C’est alors que le Lion et ses Tigres ministres
Sortent en Socialie, de leurs gueules sinistres,
Les crocs de l’ordonnance et du décret, des lois,
L’interdit contre le vil raciste aux abois,
Contre un haineux bouffon, ses spectateurs moutons
Qui bêlent contre le méchant capitalisme,
Contre le Satan américain, le sionisme,
Qui rient à l’idée de gazer des lièvres blonds.

Mais aux grenouilles dont on insultait les couacs,
Une unanime voix pria qu’on interdit la claque
Des rieurs et moqueurs qui dédaignaient ces bêtes.
Autant on s’excita contre l’hyène rieuse
Qui crachait aux oiseaux, contre qui à tue-tête
Se marrait comme baleine aux trop populeuses
Blagues contre le menu peuple des poissons…

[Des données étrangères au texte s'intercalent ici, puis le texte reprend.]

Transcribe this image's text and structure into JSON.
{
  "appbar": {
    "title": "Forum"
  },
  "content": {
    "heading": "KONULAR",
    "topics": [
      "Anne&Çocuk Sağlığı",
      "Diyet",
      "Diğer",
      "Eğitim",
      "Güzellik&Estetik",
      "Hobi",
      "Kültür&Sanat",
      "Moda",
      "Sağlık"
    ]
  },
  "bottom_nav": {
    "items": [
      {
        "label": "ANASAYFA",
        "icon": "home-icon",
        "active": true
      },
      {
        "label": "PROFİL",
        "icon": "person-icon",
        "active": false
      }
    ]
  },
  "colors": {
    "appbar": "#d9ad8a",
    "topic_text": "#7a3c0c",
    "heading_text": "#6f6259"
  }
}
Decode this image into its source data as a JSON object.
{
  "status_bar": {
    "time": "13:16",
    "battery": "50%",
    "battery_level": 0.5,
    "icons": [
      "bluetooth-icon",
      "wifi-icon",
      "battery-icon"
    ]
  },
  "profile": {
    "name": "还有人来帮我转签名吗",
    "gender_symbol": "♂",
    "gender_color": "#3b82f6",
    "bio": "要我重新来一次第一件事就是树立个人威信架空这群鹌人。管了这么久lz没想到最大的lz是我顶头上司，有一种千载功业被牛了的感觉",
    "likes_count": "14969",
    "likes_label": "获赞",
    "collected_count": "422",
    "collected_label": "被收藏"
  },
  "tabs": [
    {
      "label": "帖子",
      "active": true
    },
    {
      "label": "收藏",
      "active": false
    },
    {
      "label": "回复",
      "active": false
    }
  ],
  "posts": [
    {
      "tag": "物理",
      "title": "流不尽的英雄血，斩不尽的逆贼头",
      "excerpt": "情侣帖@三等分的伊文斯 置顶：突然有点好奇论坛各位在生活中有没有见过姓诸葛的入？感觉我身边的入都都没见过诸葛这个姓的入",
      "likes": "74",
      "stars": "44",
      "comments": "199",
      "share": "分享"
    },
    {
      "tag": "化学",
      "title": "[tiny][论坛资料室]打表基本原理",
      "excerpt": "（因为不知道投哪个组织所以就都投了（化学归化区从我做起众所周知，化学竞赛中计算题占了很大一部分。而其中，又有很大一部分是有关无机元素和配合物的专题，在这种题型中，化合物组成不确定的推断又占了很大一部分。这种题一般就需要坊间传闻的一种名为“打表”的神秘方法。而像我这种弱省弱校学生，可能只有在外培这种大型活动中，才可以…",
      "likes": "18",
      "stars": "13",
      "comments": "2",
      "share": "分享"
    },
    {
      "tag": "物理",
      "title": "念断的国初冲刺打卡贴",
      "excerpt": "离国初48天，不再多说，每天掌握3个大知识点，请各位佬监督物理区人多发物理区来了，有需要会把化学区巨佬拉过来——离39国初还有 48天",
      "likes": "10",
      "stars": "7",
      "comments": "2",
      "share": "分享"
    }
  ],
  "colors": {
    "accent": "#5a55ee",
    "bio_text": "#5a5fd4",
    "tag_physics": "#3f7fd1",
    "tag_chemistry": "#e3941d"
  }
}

« On discrimine à tout va ! », s’indignait le Lion,
« Qu’on cesse de haïr l’animal en la place ! »,
Plastronnaient les Tigres, ordonnant aux loups
De fermer théâtre, de cadenasser cous.
Au singe on interdit de faire la grimace !
« Abaisser animal, de même l’adorer,
C’est aller contre l’innocente égalité ! »
Tout le règne bestial dut porter muselière,
Et n’aimer qu’en silence ou haïr en muet,
Écrire avec des gants, lire les yeux masqués,
Pour qu’Animalité, de sa pensée, soit fière.

Si sales et pustuleux que soient tous ses mots,
De peur de la couper aux savants et aux sots,
À fou donné on ne doit pas compter la langue,
Tant que ses crocs ne coulent pas du sang d’autrui.
Mieux vaut par l’argument engranger la réplique ;
Tolérer le bouffon est une juste éthique.
Chacun est loisible de pousser sa harangue
De peur de perdre, de la liberté, le fruit.